🤖 AI Summary
This study addresses the challenge of linguistic variation in Luxembourgish—a low-resource language lacking standardized texts and predefined variant inventories—by proposing an unsupervised method that requires neither manual annotation nor prior knowledge of variants. The approach trains subword embeddings on raw user-generated comments and clusters word forms using a combination of cosine similarity and n-gram similarity, treating linguistic variation as a structural feature rather than noise. The method is transparent and reproducible, successfully uncovering systematic lexical and orthographic variation patterns aligned with dialectological and sociolinguistic principles.
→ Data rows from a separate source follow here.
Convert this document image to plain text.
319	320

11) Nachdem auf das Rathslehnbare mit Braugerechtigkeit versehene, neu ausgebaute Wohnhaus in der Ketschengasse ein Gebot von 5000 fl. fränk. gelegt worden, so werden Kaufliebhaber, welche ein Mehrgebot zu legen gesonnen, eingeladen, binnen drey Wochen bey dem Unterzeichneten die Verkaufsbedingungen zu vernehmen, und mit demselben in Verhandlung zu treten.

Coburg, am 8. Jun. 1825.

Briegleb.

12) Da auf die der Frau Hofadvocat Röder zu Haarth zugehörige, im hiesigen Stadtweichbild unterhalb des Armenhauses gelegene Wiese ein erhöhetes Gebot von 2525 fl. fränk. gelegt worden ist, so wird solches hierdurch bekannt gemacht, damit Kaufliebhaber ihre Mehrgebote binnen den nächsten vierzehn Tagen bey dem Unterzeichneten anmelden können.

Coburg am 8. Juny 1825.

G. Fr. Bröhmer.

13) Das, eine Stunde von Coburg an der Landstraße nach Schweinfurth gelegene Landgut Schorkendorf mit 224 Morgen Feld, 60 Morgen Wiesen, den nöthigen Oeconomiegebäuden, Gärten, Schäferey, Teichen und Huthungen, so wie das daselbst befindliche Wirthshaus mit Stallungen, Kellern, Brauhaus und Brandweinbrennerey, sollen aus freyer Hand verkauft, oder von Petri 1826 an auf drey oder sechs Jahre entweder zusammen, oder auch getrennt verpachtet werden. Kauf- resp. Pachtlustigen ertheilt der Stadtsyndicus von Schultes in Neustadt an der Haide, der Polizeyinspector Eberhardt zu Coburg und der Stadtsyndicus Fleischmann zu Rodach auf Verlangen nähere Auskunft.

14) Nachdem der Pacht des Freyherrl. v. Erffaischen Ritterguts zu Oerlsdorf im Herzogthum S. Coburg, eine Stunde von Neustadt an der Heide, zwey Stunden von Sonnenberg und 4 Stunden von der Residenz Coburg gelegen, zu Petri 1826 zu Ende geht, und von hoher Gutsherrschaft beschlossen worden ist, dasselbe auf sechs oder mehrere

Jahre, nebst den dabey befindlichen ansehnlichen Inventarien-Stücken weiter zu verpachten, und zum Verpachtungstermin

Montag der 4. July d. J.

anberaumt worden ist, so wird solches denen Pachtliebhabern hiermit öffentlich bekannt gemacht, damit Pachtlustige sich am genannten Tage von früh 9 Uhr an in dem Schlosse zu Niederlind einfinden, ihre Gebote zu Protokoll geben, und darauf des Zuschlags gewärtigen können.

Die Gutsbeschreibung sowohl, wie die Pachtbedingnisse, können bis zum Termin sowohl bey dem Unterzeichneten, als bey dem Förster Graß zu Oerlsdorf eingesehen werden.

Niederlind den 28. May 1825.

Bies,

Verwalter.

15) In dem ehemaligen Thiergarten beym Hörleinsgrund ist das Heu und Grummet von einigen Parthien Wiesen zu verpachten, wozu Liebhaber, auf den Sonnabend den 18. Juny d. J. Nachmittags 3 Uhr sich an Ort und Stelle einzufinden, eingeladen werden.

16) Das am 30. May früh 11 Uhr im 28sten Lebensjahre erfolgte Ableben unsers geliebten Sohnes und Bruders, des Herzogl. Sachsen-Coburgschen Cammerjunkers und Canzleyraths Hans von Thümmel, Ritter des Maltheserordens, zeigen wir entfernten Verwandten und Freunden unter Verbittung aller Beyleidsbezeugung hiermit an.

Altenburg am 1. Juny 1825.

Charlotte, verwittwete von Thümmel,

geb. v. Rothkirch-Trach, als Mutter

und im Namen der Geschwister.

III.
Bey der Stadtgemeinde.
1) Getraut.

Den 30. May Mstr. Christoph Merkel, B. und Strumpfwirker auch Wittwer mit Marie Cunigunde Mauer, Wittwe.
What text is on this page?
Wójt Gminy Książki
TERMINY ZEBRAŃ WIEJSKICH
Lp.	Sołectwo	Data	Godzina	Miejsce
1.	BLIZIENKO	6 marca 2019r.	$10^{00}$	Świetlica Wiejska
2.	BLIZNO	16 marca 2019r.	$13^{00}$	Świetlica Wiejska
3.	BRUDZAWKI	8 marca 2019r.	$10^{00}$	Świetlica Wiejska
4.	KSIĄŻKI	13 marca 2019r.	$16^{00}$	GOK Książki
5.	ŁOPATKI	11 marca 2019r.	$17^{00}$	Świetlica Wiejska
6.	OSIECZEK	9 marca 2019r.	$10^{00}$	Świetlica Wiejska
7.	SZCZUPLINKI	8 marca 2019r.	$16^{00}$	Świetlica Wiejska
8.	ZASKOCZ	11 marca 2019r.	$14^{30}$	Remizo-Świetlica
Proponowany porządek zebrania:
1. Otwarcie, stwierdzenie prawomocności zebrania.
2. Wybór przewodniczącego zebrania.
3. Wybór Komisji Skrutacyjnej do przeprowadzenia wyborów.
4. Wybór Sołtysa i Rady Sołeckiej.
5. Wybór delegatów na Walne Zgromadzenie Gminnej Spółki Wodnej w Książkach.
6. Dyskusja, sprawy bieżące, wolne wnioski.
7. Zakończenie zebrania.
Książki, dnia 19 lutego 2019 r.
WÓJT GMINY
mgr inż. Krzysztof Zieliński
It yields well-defined clusters that facilitate both quantitative and qualitative analysis, offering a robust tool for investigating variation in low-resource languages.
📝 Abstract
This paper presents an embedding-based approach to detecting variation without relying on prior normalisation or predefined variant lists. The method trains subword embeddings on raw text and groups related forms through combined cosine and n-gram similarity. This allows spelling and morphological diversity to be examined and analysed as linguistic structure rather than treated as noise. Using a large corpus of Luxembourgish user comments, the approach uncovers extensive lexical and orthographic variation that aligns with patterns described in dialectal and sociolinguistic research. The induced families capture systematic correspondences and highlight areas of regional and stylistic differentiation. The procedure does not strictly require manual annotation, but does produce transparent clusters that support both quantitative and qualitative analysis. The results demonstrate that distributional modelling can reveal meaningful patterns of variation even in''noisy''or low-resource settings, offering a reproducible methodological framework for studying language variety in multilingual and small-language contexts.